En mayo del año pasado, la Conferencia Episcopal haciéndose eco de la demanda popular,  propuso al inconstitucional Ortega, la realización de una “profunda reforma política de todo el sistema electoral del país”, para asegurar “un  proceso electoral presidencial absolutamente transparente y honesto con nuevos y honorables miembros al frente del CSE”.  Todas las demandas, recomendaciones y propuestas han sido puestas a un lado por el gobierno.

Para el MRS, la paz social y la estabilidad nacional solo pueden asegurarse con procesos electorales limpios y honestos, en los que el voto de cada nicaragüense cuente, para que sea el mismo pueblo el que decida quién gobernará al país. Estamos dispuestos a trabajar para lograr una reforma al sistema electoral que garantice esas aspiraciones. 
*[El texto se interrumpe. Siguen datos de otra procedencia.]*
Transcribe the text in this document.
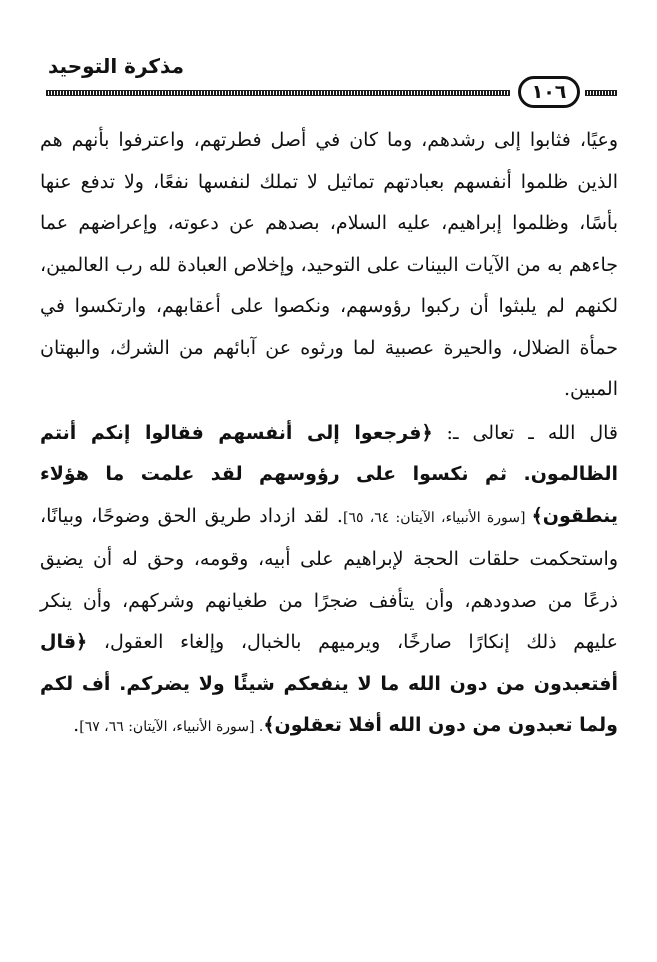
مذكرة التوحيد
١٠٦

وعيًا، فثابوا إلى رشدهم، وما كان في أصل فطرتهم، واعترفوا بأنهم هم الذين ظلموا أنفسهم بعبادتهم تماثيل لا تملك لنفسها نفعًا، ولا تدفع عنها بأسًا، وظلموا إبراهيم، عليه السلام، بصدهم عن دعوته، وإعراضهم عما جاءهم به من الآيات البينات على التوحيد، وإخلاص العبادة لله رب العالمين، لكنهم لم يلبثوا أن ركبوا رؤوسهم، ونكصوا على أعقابهم، وارتكسوا في حمأة الضلال، والحيرة عصبية لما ورثوه عن آبائهم من الشرك، والبهتان المبين.

قال الله ـ تعالى ـ: ﴿فرجعوا إلى أنفسهم فقالوا إنكم أنتم الظالمون. ثم نكسوا على رؤوسهم لقد علمت ما هؤلاء ينطقون﴾ [سورة الأنبياء، الآيتان: ٦٤، ٦٥]. لقد ازداد طريق الحق وضوحًا، وبيانًا، واستحكمت حلقات الحجة لإبراهيم على أبيه، وقومه، وحق له أن يضيق ذرعًا من صدودهم، وأن يتأفف ضجرًا من طغيانهم وشركهم، وأن ينكر عليهم ذلك إنكارًا صارخًا، ويرميهم بالخبال، وإلغاء العقول، ﴿قال أفتعبدون من دون الله ما لا ينفعكم شيئًا ولا يضركم. أف لكم ولما تعبدون من دون الله أفلا تعقلون﴾. [سورة الأنبياء، الآيتان: ٦٦، ٦٧].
Se  ha anunciado que en la presente semana, la bancada orteguista en la Asamblea Nacional procederá a nombrar a la persona que sustituirá al fallecido magistrado José Marenco C.

Esta pudo haber sido una oportunidad para iniciar cambios en el sistema electoral, pero el gobierno de Ortega ha decidido continuar imponiendo su voluntad rechazando las demandas de cambio de todos los sectores del país. Por esa razón, nuestro Grupo Parlamentario se abstendrá de participar y votar en esa sesión parlamentaria.

Tenemos que seguir luchando para obligar al régimen a aceptar los cambios en el sistema electoral mediante la demanda ciudadana y la unidad de todos los sectores del país, independientemente de los intereses particulares. En ese esfuerzo está empeñado el MRS.